Text: Matthias Thoma
Typ Business25
Fehlt – Business-Bereich 1925: Genau da haben die Altvorderen nicht aufgepasst. Auf diesen wunderschönen Strohsitzen saß man bei der Eröffnung des Waldstadions 1925. Das war wohl ein hochhistorisches Ereignis. Und wer hat einen Sessel aufgehoben? Von Seiten des Stadionbetreibers beziehungsweise der Eintracht keiner. Schlimm. Daher der Aufruf: Wessen Oma hat damals bei der Stadioneröffnung einen Sessel geklaut, der heute im Keller verstaubt? Bring ihn bitte ins Eintracht-Museum!
Typ Loge25
Fehlt – Loge 1925: Da hat auch wieder keiner mitgedacht: Business-Loge 1925. Geräumig, fast abgeschlossen, bester Blick aufs Spielfeld. Nur noch keine Bildschirme an den Seitenwänden. Leider auch für immer verloren ...
Platznummer
Na wenigstens etwas. Im alten Waldstadion, das bis zur WM 1974 stand, gab es schon Platznummern. Die hier ist von der alten Haupttribüne. Wer auf Platz 225 immer saß, ist nicht bekannt. Aber auch von Platz Nummer 225 wurde beispielsweise das 6:1 gegen die Glasgow Rangers verfolgt, damals 1960.
Typ VIP8
Im praktisch neu gebauten Stadion, das zur WM 1974 errichtet wurde, gab es auch einen VIP-Block. Das war der legendäre Block 8. Während das gemeine Volk auf Holz-beziehungsweise Kunststoffbänken Platz nehmen musste, saßen die VIPs auf Einzelklappsitzen. Zwei davon sind erhalten geblieben und stehen heute im Museum. Sie sind übrigens ein Gesamtkunstwerk mit dem Titel „Du hast die Tränen nie gesehn ...“. Na, macht‘s klick??? 16??? 28???. Wer darauf keine Antwort hat, ist kein Fan!

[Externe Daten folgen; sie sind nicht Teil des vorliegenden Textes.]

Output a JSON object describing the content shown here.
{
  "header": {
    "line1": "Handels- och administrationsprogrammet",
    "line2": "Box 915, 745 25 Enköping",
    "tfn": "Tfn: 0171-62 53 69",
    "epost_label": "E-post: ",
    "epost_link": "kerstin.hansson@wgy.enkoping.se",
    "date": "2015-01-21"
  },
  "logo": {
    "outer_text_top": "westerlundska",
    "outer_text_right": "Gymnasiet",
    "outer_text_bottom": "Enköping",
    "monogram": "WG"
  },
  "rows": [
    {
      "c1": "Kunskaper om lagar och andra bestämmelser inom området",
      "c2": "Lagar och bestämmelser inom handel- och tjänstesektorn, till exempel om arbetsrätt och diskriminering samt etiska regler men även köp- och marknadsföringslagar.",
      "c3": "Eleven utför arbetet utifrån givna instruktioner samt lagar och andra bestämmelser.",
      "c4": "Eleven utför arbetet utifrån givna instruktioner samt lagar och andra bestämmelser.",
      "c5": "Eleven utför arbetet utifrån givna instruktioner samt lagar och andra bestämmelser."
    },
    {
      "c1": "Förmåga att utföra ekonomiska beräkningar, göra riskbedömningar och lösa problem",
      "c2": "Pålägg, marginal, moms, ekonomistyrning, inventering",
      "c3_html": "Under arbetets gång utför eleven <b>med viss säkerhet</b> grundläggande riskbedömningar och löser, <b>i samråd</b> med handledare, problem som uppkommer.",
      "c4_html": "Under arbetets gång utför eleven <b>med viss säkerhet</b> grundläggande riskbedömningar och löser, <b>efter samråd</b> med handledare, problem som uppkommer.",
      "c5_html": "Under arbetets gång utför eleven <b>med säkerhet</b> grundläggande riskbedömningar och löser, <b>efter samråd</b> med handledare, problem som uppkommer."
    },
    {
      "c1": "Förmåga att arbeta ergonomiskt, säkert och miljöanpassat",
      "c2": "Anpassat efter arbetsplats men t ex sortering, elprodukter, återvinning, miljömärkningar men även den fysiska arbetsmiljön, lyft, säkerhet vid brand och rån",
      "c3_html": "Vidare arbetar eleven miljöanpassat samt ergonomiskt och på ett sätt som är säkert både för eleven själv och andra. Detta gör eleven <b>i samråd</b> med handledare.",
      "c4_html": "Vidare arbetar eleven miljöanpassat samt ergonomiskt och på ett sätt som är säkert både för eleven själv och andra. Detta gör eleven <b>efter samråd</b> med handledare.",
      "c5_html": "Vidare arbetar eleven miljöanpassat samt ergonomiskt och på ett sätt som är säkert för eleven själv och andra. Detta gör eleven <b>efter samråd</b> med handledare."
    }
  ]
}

Erst Stadt, dann Riederwald
Und so sahen sie aus, die Kunststoffbänke im alten Stadion. Dieses wunderschöne Stück ist von der Gegentribüne und gleich doppelt historisch. Denn beim Abriss damals nach dem
Spiel gegen Oberhausen hat man eine ganze Menge dieser Bänke gerettet und im alten Riederwaldstadion verbaut. Die Bank 22 war also sowohl Sitz für Bundesligaspiele als auch für die Amateure und den Nachwuchs.

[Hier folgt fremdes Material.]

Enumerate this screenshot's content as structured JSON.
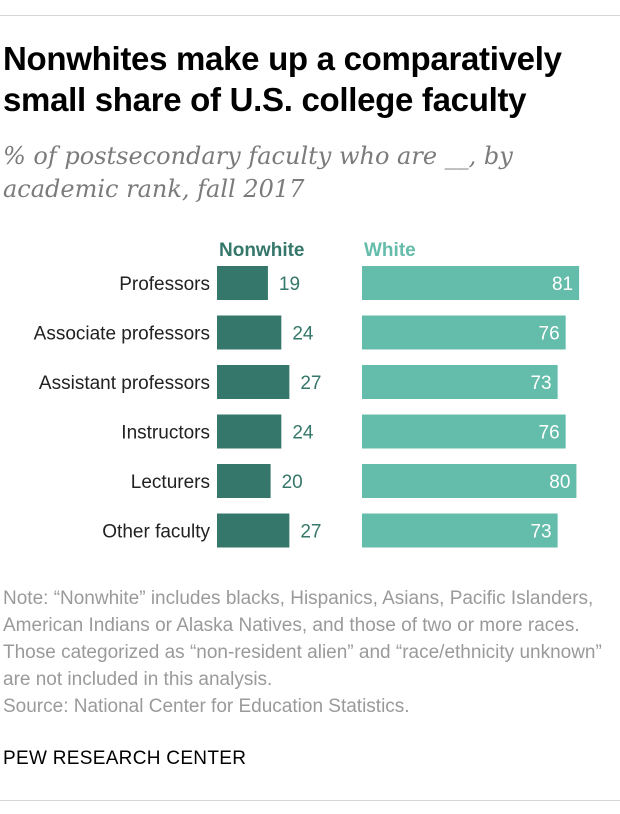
{
  "title": "Nonwhites make up a comparatively small share of U.S. college faculty",
  "subtitle": "% of postsecondary faculty who are __, by academic rank, fall 2017",
  "colors": {
    "nonwhite": "#35776a",
    "white": "#64bcaa",
    "label": "#222222",
    "subtitle": "#7b7b7b",
    "note": "#9a9a9a"
  },
  "chart_data": {
    "type": "bar",
    "orientation": "horizontal",
    "title": "Nonwhites make up a comparatively small share of U.S. college faculty",
    "subtitle": "% of postsecondary faculty who are __, by academic rank, fall 2017",
    "categories": [
      "Professors",
      "Associate professors",
      "Assistant professors",
      "Instructors",
      "Lecturers",
      "Other faculty"
    ],
    "series": [
      {
        "name": "Nonwhite",
        "values": [
          19,
          24,
          27,
          24,
          20,
          27
        ]
      },
      {
        "name": "White",
        "values": [
          81,
          76,
          73,
          76,
          80,
          73
        ]
      }
    ],
    "xlim": [
      0,
      100
    ],
    "grid": false,
    "legend": "top, above each bar column"
  },
  "note": "Note: “Nonwhite” includes blacks, Hispanics, Asians, Pacific Islanders, American Indians or Alaska Natives, and those of two or more races. Those categorized as “non-resident alien” and “race/ethnicity unknown” are not included in this analysis.",
  "source": "Source: National Center for Education Statistics.",
  "brand": "PEW RESEARCH CENTER"
}
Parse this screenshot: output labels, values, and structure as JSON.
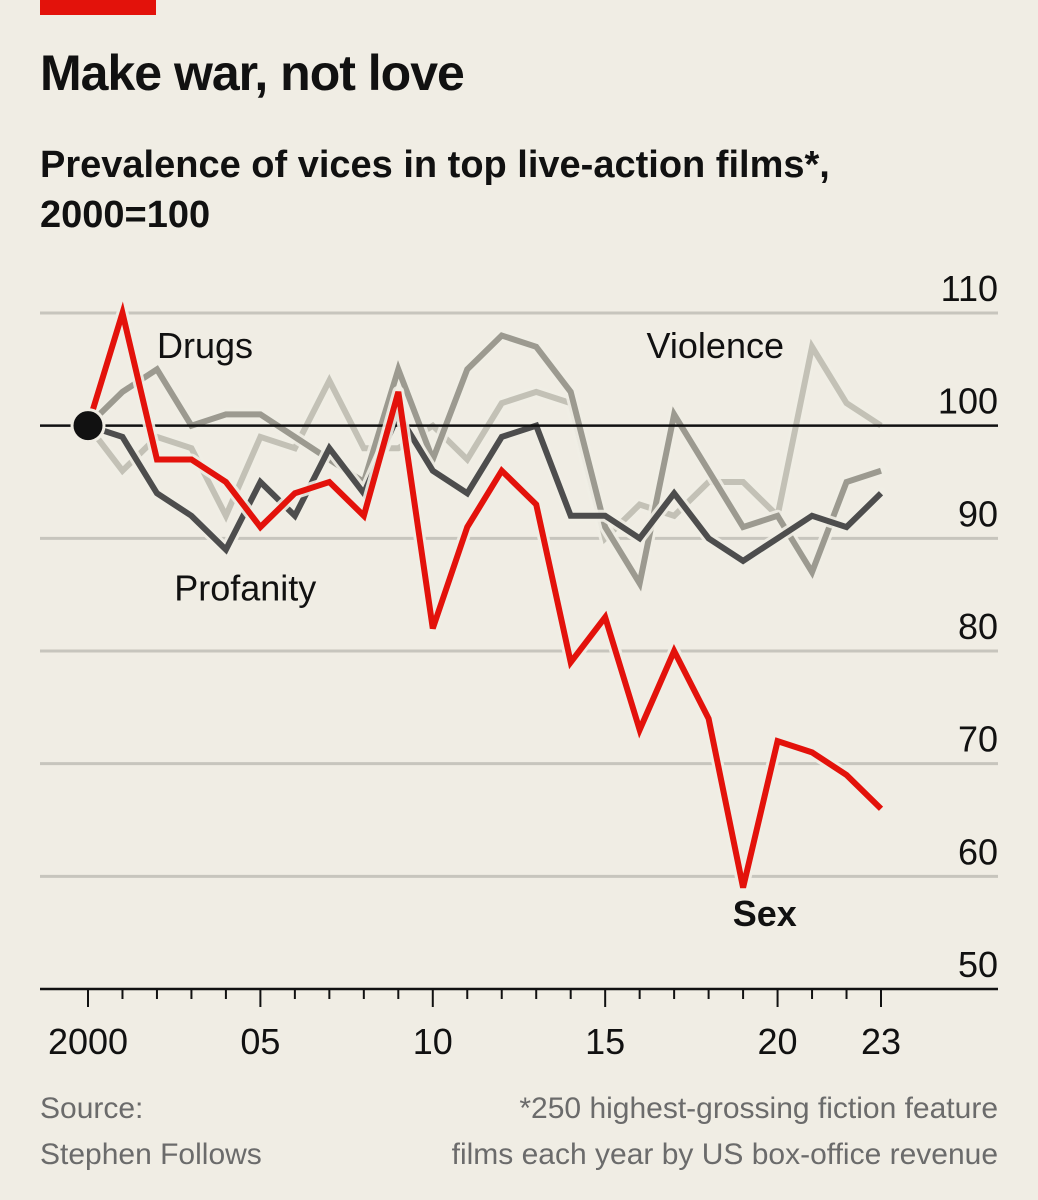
{
  "header": {
    "title": "Make war, not love",
    "subtitle_line1": "Prevalence of vices in top live-action films*,",
    "subtitle_line2": "2000=100"
  },
  "footer": {
    "source_line1": "Source:",
    "source_line2": "Stephen Follows",
    "note_line1": "*250 highest-grossing fiction feature",
    "note_line2": "films each year by US box-office revenue"
  },
  "colors": {
    "background": "#f0ede4",
    "brand_red": "#e3120b",
    "sex": "#e3120b",
    "profanity": "#4d4d4d",
    "drugs": "#9c9a90",
    "violence": "#c3c1b6",
    "gridline": "#c7c5bd",
    "baseline": "#111111"
  },
  "chart_data": {
    "type": "line",
    "title": "Make war, not love",
    "subtitle": "Prevalence of vices in top live-action films*, 2000=100",
    "xlim": [
      2000,
      2023
    ],
    "ylim": [
      50,
      110
    ],
    "yticks": [
      50,
      60,
      70,
      80,
      90,
      100,
      110
    ],
    "xticks": [
      {
        "value": 2000,
        "label": "2000"
      },
      {
        "value": 2005,
        "label": "05"
      },
      {
        "value": 2010,
        "label": "10"
      },
      {
        "value": 2015,
        "label": "15"
      },
      {
        "value": 2020,
        "label": "20"
      },
      {
        "value": 2023,
        "label": "23"
      }
    ],
    "reference_line": 100,
    "grid": true,
    "y_axis_side": "right",
    "x": [
      2000,
      2001,
      2002,
      2003,
      2004,
      2005,
      2006,
      2007,
      2008,
      2009,
      2010,
      2011,
      2012,
      2013,
      2014,
      2015,
      2016,
      2017,
      2018,
      2019,
      2020,
      2021,
      2022,
      2023
    ],
    "series": [
      {
        "name": "Violence",
        "values": [
          100,
          96,
          99,
          98,
          92,
          99,
          98,
          104,
          98,
          98,
          100,
          97,
          102,
          103,
          102,
          90,
          93,
          92,
          95,
          95,
          92,
          107,
          102,
          100
        ],
        "color": "#c3c1b6"
      },
      {
        "name": "Drugs",
        "values": [
          100,
          103,
          105,
          100,
          101,
          101,
          99,
          97,
          95,
          105,
          97,
          105,
          108,
          107,
          103,
          91,
          86,
          101,
          96,
          91,
          92,
          87,
          95,
          96
        ],
        "color": "#9c9a90"
      },
      {
        "name": "Profanity",
        "values": [
          100,
          99,
          94,
          92,
          89,
          95,
          92,
          98,
          94,
          101,
          96,
          94,
          99,
          100,
          92,
          92,
          90,
          94,
          90,
          88,
          90,
          92,
          91,
          94
        ],
        "color": "#4d4d4d"
      },
      {
        "name": "Sex",
        "values": [
          100,
          110,
          97,
          97,
          95,
          91,
          94,
          95,
          92,
          103,
          82,
          91,
          96,
          93,
          79,
          83,
          73,
          80,
          74,
          59,
          72,
          71,
          69,
          66
        ],
        "color": "#e3120b"
      }
    ],
    "series_labels": [
      {
        "text": "Drugs",
        "x": 2002,
        "y": 106,
        "weight": "normal"
      },
      {
        "text": "Violence",
        "x": 2016.2,
        "y": 106,
        "weight": "normal"
      },
      {
        "text": "Profanity",
        "x": 2002.5,
        "y": 84.5,
        "weight": "normal"
      },
      {
        "text": "Sex",
        "x": 2018.7,
        "y": 55.6,
        "weight": "bold"
      }
    ]
  }
}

Der berühmteste Gartenstuhl Frankfurts
Vor 25 Jahren war dieser gemütlich Sitz im Stadion ganz hipp. Da durften aber nur ausgewählte Trainer drauf sitzen, und es gab auch nur ein Exemplar. Das ist glücklicherweise auch erhalten geblieben.
Typ Aachen12
Ein wenig beschädigt ist diese Sitzmöglichkeit. Das liegt vermutlich daran, dass darauf mächtig gefeiert wurde. Gelb? Eintracht? Richtig. Diesen Sitz hat eine nette Dame organisiert, die 2012 in Aachen den Aufstieg ausschweifend gefeiert hat und in der ganzen Euphorie noch ans Museum gedacht hat.
Typ Strasbourg19
Das ist ein „Ergänzungs-VIP-Platz“. Man nehme einen ganz normalen Plastik-Schalensitz, stülpe eine gemütliche Stoff-Husse drüber – und verkaufe das Ganze als „Ergänzungs-VIP-Platz“. Gesehen, bewundert und gesichert in Straßburg 2019 beim Qualifikationsspiel zur Europa League 2019/20.
Typ Sevilla22
Beim Anblick dieser wunderschönen Sitzmöglichkeit kriegt man gleich mächtig Durst – und Pipi in die Augen. Das Prachtexemplar stammt aus Sevilla, ist noch nicht mal ein Jahr in Frankfurt und kam auf verschlungenen Wegen ins Museum. Übrigens hat die Mannschaft nach dem Europapokalsieg auch einen Sitz mitgenommen. Der wurde aber am Flughafen von den strengen spanischen Behörden konfisziert, weil er Eigentum des FC Sevilla sei.
Bei so vielen Sitzen stellt sich die Frage ja gar nicht mehr, ob man sich seinen blauen Schalensitz des Stadions organisieren soll. Also, nix wie bestellen! Diesen freundlichen Rat gibt Dir Dein Lieblings-Eintracht-Museum.